Zucker's resignation and the scandal surrounding it is yet another humiliating episode for the low-rated entertainment channel, which has struggled to attract viewers since President Joe Biden's inauguration. If CNN was pulling in the same numbers it did during the Trump administration, when the network went all out confronting Facebook grannies for posting problematic memes, Zucker's indiscretion would almost certainly be overlooked.
The announcement further vindicates CNN's critics, who have long alleged that the network is not a legitimate news channel that deserves to be taken seriously. On the contrary, according to its myriad critics, CNN is a creepy clown network run by creeps and clowns. For example:
Jeffrey Toobin returned to CNN in June 2021 as the network's chief legal analyst. Seven months earlier, Toobin was fired by the New Yorker for masturbating in front of his colleagues on a Zoom call. CNN could easily have promoted a person of color to replace Toobin, but Zucker wanted to give his friend a second chance. Before the public masturbation scandal, Toobin was best known for knocking up a colleague's daughter, pressuring her to get an abortion, and denying paternity after the child was born.
CNN fired Chris Cuomo in December 2021 after the primetime host was found to have advised his brother, disgraced former governor Andrew Cuomo (D., N.Y.), in an effort to smear one of several women accusing the governor of sexual harassment. Several weeks after Andrew resigned in August 2021, Chris was credibly accused of sexual harassment by a former colleague, Shelley Ross, who said the younger Cuomo squeezed her butt in front of her husband. In the early months of the COVID-19 pandemic, the CNN host routinely violated journalism ethics by conducting inane interviews with his own brother.
Michael Avenatti, one of the most celebrated guests across all CNN programming in 2018, was ultimately exposed as a fraud and convicted of several felonies. Avenatti is currently serving time for attempting to extort Nike and is also on trial for stealing $300,000 from his porn star client, Stormy Daniels.
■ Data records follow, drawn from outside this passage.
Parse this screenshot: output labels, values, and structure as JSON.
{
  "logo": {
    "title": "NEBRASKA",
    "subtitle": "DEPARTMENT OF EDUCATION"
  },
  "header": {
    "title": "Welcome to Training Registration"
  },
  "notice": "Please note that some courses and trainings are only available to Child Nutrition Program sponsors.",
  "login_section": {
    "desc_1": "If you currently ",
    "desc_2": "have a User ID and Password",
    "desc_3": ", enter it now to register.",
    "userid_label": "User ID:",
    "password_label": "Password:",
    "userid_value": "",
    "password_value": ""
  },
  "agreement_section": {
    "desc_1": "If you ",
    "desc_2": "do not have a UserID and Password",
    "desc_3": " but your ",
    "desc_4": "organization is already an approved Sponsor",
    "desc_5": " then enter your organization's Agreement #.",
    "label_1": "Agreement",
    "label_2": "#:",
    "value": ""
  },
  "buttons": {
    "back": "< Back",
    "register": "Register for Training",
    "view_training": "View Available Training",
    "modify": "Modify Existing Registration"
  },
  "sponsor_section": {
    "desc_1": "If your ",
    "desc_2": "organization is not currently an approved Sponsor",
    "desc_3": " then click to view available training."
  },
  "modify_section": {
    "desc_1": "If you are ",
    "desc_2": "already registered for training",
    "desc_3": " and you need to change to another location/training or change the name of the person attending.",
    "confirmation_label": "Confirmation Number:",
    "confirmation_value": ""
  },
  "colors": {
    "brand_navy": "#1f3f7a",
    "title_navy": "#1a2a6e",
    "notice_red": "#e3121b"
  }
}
CNN's Anderson Cooper introduced Avenatti to the book agent who unwittingly helped him commit the theft. Cooper described the obvious charlatan as "a dynamic, energetic guy." Meanwhile, CNN's Brian Stelter was asserting that Avenatti was a "serious contender" to win the Democratic presidential nomination in 2020. Stelter, who is best known for his courageous reporting on former president Donald Trump's spelling errors, continues to lament the lack of public trust in the media.
CNN's Don Lemon, who hosts one of the lowest-rated shows on television, once invited Avenatti to a party at his mansion in the Hamptons. Speaking of which, Lemon is fighting a lawsuit filed by a Hamptons bartender who claims the CNN host sexually harassed and assaulted him in 2018. Speaking of alleged sex crimes, two CNN producers were busted late last year for sexually inappropriate behavior involving underage girls. John Griffin, who spent years working "should to shoulder" with Chris Cuomo, was indicted by a federal grand jury for attempting to "induce minors to engage in unlawful sexual activity."
Bill Weir doesn't get a lot of attention as CNN's chief climate correspondent, but he's just as much of a clown as his more prominent colleagues. In 2020, for example, Weir published a deranged letter to his son, River, who was "conceived in a lighthouse." The journalist apologized for bringing the boy into a world befouled by climate change and corporate greed. Months later, Weir refused to apologize after deploying a common misogynist trope in a Twitter tirade against a female politician.
Jim Acosta, the thirstiest man in showbiz, finally got his own show on CNN after years of heckling Trump as a member of the White House press corps. Acosta has used his platform to deliver some of the most cringeworthy one-liners and comedy zingers in the history of television.